0

I have the following view:

CREATE OR REPLACE VIEW {accountId}.last_assets AS
SELECT DISTINCT ON (coin) * 
from {accountId}.{tableAssetsName} 
ORDER BY coin, ts DESC;

The view returns, for each coin, the latest update.

and, in an unrelated question, a comment was:

Note: DISTINCT is always a red flag. (almost always)

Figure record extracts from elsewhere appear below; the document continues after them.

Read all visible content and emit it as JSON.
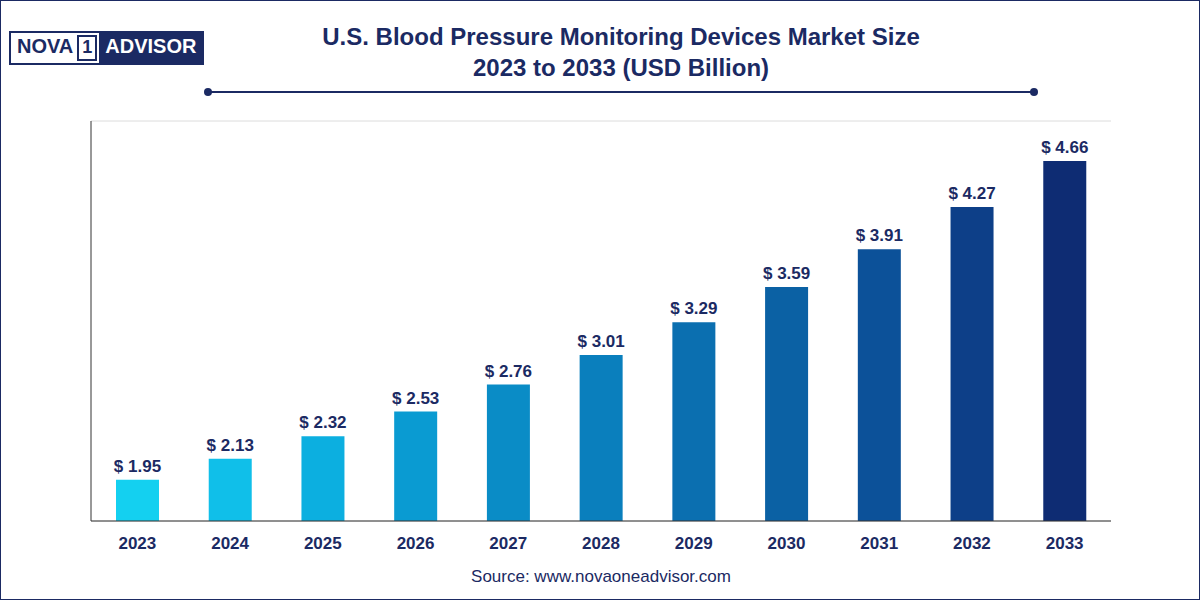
{
  "chart_data": {
    "type": "bar",
    "logo": [
      "NOVA",
      "1",
      "ADVISOR"
    ],
    "title": "U.S. Blood Pressure Monitoring Devices Market Size",
    "subtitle": "2023 to 2033 (USD Billion)",
    "source": "Source: www.novaoneadvisor.com",
    "categories": [
      "2023",
      "2024",
      "2025",
      "2026",
      "2027",
      "2028",
      "2029",
      "2030",
      "2031",
      "2032",
      "2033"
    ],
    "values": [
      1.95,
      2.13,
      2.32,
      2.53,
      2.76,
      3.01,
      3.29,
      3.59,
      3.91,
      4.27,
      4.66
    ],
    "value_labels": [
      "$ 1.95",
      "$ 2.13",
      "$ 2.32",
      "$ 2.53",
      "$ 2.76",
      "$ 3.01",
      "$ 3.29",
      "$ 3.59",
      "$ 3.91",
      "$ 4.27",
      "$ 4.66"
    ],
    "colors": [
      "#14d0f0",
      "#10bfe9",
      "#0cafe0",
      "#0a9bd2",
      "#0a8cc6",
      "#0a7fbd",
      "#0b6fb0",
      "#0b61a4",
      "#0c5199",
      "#0d3f88",
      "#0e2c73"
    ],
    "ylim": [
      1.6,
      5.0
    ],
    "yticks": [
      1.6,
      1.94,
      2.28,
      2.62,
      2.96,
      3.3,
      3.64,
      3.98,
      4.32,
      4.66,
      5.0
    ],
    "grid": true,
    "data_labels": true,
    "tick_labels": "x"
  }
}
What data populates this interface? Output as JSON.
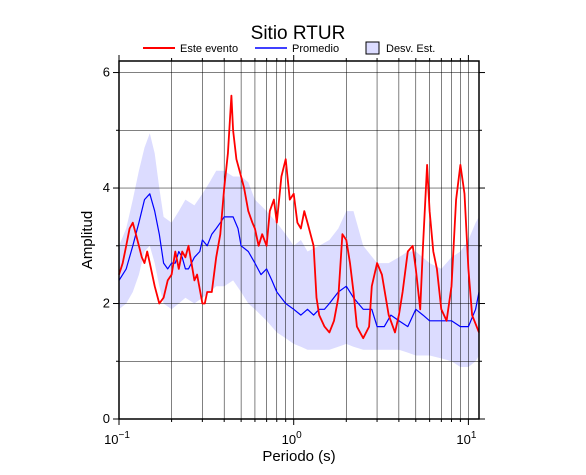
{
  "chart_data": {
    "type": "line",
    "title": "Sitio RTUR",
    "xlabel": "Periodo (s)",
    "ylabel": "Amplitud",
    "x_scale": "log",
    "xlim": [
      0.1,
      11.5
    ],
    "ylim": [
      0,
      6.2
    ],
    "grid": true,
    "legend_position": "top",
    "x_ticks": [
      {
        "value": 0.1,
        "base": "10",
        "exp": "−1"
      },
      {
        "value": 1,
        "base": "10",
        "exp": "0"
      },
      {
        "value": 10,
        "base": "10",
        "exp": "1"
      }
    ],
    "y_ticks": [
      {
        "value": 0,
        "label": "0"
      },
      {
        "value": 2,
        "label": "2"
      },
      {
        "value": 4,
        "label": "4"
      },
      {
        "value": 6,
        "label": "6"
      }
    ],
    "legend": [
      {
        "label": "Este evento",
        "kind": "line",
        "color": "#ff0000"
      },
      {
        "label": "Promedio",
        "kind": "line",
        "color": "#0000ff"
      },
      {
        "label": "Desv. Est.",
        "kind": "box",
        "color": "#dcdcff"
      }
    ],
    "series": [
      {
        "name": "Este evento",
        "color": "#ff0000",
        "x": [
          0.1,
          0.105,
          0.11,
          0.115,
          0.12,
          0.125,
          0.13,
          0.135,
          0.14,
          0.145,
          0.15,
          0.16,
          0.17,
          0.18,
          0.19,
          0.2,
          0.21,
          0.22,
          0.23,
          0.24,
          0.25,
          0.26,
          0.27,
          0.28,
          0.3,
          0.31,
          0.32,
          0.34,
          0.36,
          0.38,
          0.4,
          0.42,
          0.44,
          0.45,
          0.47,
          0.5,
          0.52,
          0.55,
          0.58,
          0.6,
          0.63,
          0.66,
          0.7,
          0.73,
          0.77,
          0.8,
          0.85,
          0.9,
          0.95,
          1.0,
          1.05,
          1.1,
          1.15,
          1.2,
          1.3,
          1.35,
          1.4,
          1.5,
          1.6,
          1.7,
          1.8,
          1.9,
          2.0,
          2.1,
          2.2,
          2.3,
          2.5,
          2.7,
          2.8,
          3.0,
          3.2,
          3.5,
          3.8,
          4.0,
          4.2,
          4.5,
          4.8,
          5.0,
          5.3,
          5.5,
          5.8,
          6.0,
          6.3,
          6.6,
          7.0,
          7.5,
          8.0,
          8.5,
          9.0,
          9.5,
          10.0,
          10.5,
          11.5
        ],
        "y": [
          2.5,
          2.7,
          3.0,
          3.3,
          3.4,
          3.2,
          3.0,
          2.8,
          2.7,
          2.9,
          2.7,
          2.3,
          2.0,
          2.1,
          2.4,
          2.5,
          2.9,
          2.6,
          2.9,
          2.8,
          3.0,
          2.7,
          2.4,
          2.5,
          2.0,
          2.0,
          2.2,
          2.2,
          2.8,
          3.2,
          4.0,
          4.6,
          5.6,
          5.0,
          4.5,
          4.2,
          4.0,
          3.6,
          3.4,
          3.3,
          3.0,
          3.2,
          3.0,
          3.6,
          3.8,
          3.4,
          4.2,
          4.5,
          3.8,
          3.9,
          3.4,
          3.3,
          3.6,
          3.4,
          3.0,
          2.1,
          1.8,
          1.6,
          1.5,
          1.7,
          2.1,
          3.2,
          3.1,
          2.7,
          2.2,
          1.6,
          1.4,
          1.6,
          2.3,
          2.7,
          2.5,
          1.8,
          1.5,
          1.8,
          2.2,
          2.9,
          3.0,
          2.6,
          1.9,
          3.0,
          4.4,
          3.6,
          2.9,
          2.6,
          1.9,
          1.7,
          2.3,
          3.8,
          4.4,
          3.9,
          2.6,
          1.8,
          1.5
        ]
      },
      {
        "name": "Promedio",
        "color": "#0000ff",
        "x": [
          0.1,
          0.11,
          0.12,
          0.13,
          0.14,
          0.15,
          0.16,
          0.17,
          0.18,
          0.19,
          0.2,
          0.21,
          0.22,
          0.23,
          0.24,
          0.25,
          0.27,
          0.29,
          0.3,
          0.32,
          0.34,
          0.36,
          0.38,
          0.4,
          0.42,
          0.45,
          0.48,
          0.5,
          0.55,
          0.6,
          0.65,
          0.7,
          0.75,
          0.8,
          0.9,
          1.0,
          1.1,
          1.2,
          1.3,
          1.4,
          1.5,
          1.6,
          1.8,
          2.0,
          2.2,
          2.5,
          2.8,
          3.0,
          3.3,
          3.6,
          4.0,
          4.5,
          5.0,
          5.5,
          6.0,
          7.0,
          8.0,
          9.0,
          10.0,
          11.0,
          11.5
        ],
        "y": [
          2.4,
          2.6,
          3.0,
          3.4,
          3.8,
          3.9,
          3.6,
          3.2,
          2.7,
          2.6,
          2.7,
          2.7,
          2.9,
          2.8,
          2.6,
          2.6,
          2.8,
          2.9,
          3.1,
          3.0,
          3.2,
          3.3,
          3.4,
          3.5,
          3.5,
          3.5,
          3.3,
          3.0,
          2.9,
          2.7,
          2.5,
          2.6,
          2.4,
          2.2,
          2.0,
          1.9,
          1.8,
          1.9,
          1.8,
          1.9,
          1.9,
          2.0,
          2.2,
          2.3,
          2.1,
          1.9,
          1.9,
          1.6,
          1.6,
          1.8,
          1.7,
          1.6,
          1.9,
          1.8,
          1.7,
          1.7,
          1.7,
          1.6,
          1.6,
          1.9,
          2.2
        ]
      }
    ],
    "band": {
      "name": "Desv. Est.",
      "color": "#dcdcff",
      "x": [
        0.1,
        0.11,
        0.12,
        0.13,
        0.14,
        0.15,
        0.16,
        0.17,
        0.18,
        0.2,
        0.22,
        0.24,
        0.27,
        0.3,
        0.33,
        0.36,
        0.4,
        0.45,
        0.5,
        0.55,
        0.6,
        0.7,
        0.8,
        0.9,
        1.0,
        1.1,
        1.2,
        1.4,
        1.6,
        1.8,
        2.0,
        2.2,
        2.5,
        3.0,
        3.5,
        4.0,
        4.5,
        5.0,
        6.0,
        7.0,
        8.0,
        9.0,
        10.0,
        11.0,
        11.5
      ],
      "upper": [
        3.0,
        3.3,
        3.8,
        4.3,
        4.7,
        4.95,
        4.6,
        4.0,
        3.5,
        3.4,
        3.6,
        3.8,
        3.7,
        3.9,
        4.1,
        4.3,
        4.3,
        4.2,
        4.2,
        4.1,
        3.8,
        3.6,
        3.4,
        3.2,
        3.0,
        3.1,
        2.9,
        3.0,
        3.1,
        3.3,
        3.6,
        3.6,
        3.0,
        2.7,
        2.7,
        2.8,
        2.9,
        2.9,
        2.7,
        2.6,
        2.8,
        2.9,
        3.1,
        3.4,
        3.5
      ],
      "lower": [
        1.9,
        2.0,
        2.2,
        2.5,
        2.9,
        3.0,
        2.7,
        2.3,
        2.0,
        1.9,
        2.0,
        2.1,
        2.0,
        2.1,
        2.2,
        2.3,
        2.3,
        2.4,
        2.2,
        2.0,
        1.9,
        1.7,
        1.5,
        1.4,
        1.3,
        1.25,
        1.2,
        1.2,
        1.2,
        1.25,
        1.3,
        1.25,
        1.2,
        1.2,
        1.2,
        1.2,
        1.15,
        1.1,
        1.1,
        1.05,
        1.0,
        0.9,
        0.9,
        1.0,
        1.1
      ]
    }
  }
}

I read about this and it seems to have a performance issue with Postgres. In my scenario, I don't have any issues with performance, but I would like to understand:

how could such a query be rewritten to not use DISTINCT then?

Thomas
  • 10,933
  • 14
  • 65
  • 136
  • The performance issue doesn't comes from the `DISTINCT` clause, but from the underlying `ORDER BY` clause which is required so that to select the "rigth" data with the `DISTINCT` clause. If you face performance issue with the `ORDER BY` clause, then you can use a `MATERIALIZED` view with a specific index to make it faster. – Edouard Nov 04 '21 at 09:58
  • 3
    Postgresql's `DISTINCT ON` and `DISTINCT` are quite different animals. There are a few ways to rewrite the query so that it emulates `DISTINCT ON` but they will almost certainly be less performant. [Here](https://stackoverflow.com/questions/9795660/postgresql-distinct-on-with-different-order-by) is a good SQ thread. – Stefanov.sm Nov 04 '21 at 10:27

1 Answers1

1

There is a substantial difference between DISTINCT and the Postgres proprietary DISTINCT ON () operator.

Does whoever wrote that "DISTINCT is always a red flag" actually know the difference between DISTINCT and DISTINCT ON in Postgres?

The problem that your view solves, is known as and in Postgres distinct on is typically more efficient than the alternatives.

The problem can be solved with e.g. window functions:

CREATE OR REPLACE VIEW {accountId}.last_assets AS
SELECT ....
FROM (
  SELECT *, 
         row_number() over (partition by coin order by ts desc) as rn
  from {accountId}.{tableAssetsName}   
) t 
WHERE rn = 1;

But I wouldn't be surprised if that is actually slower than you current solution.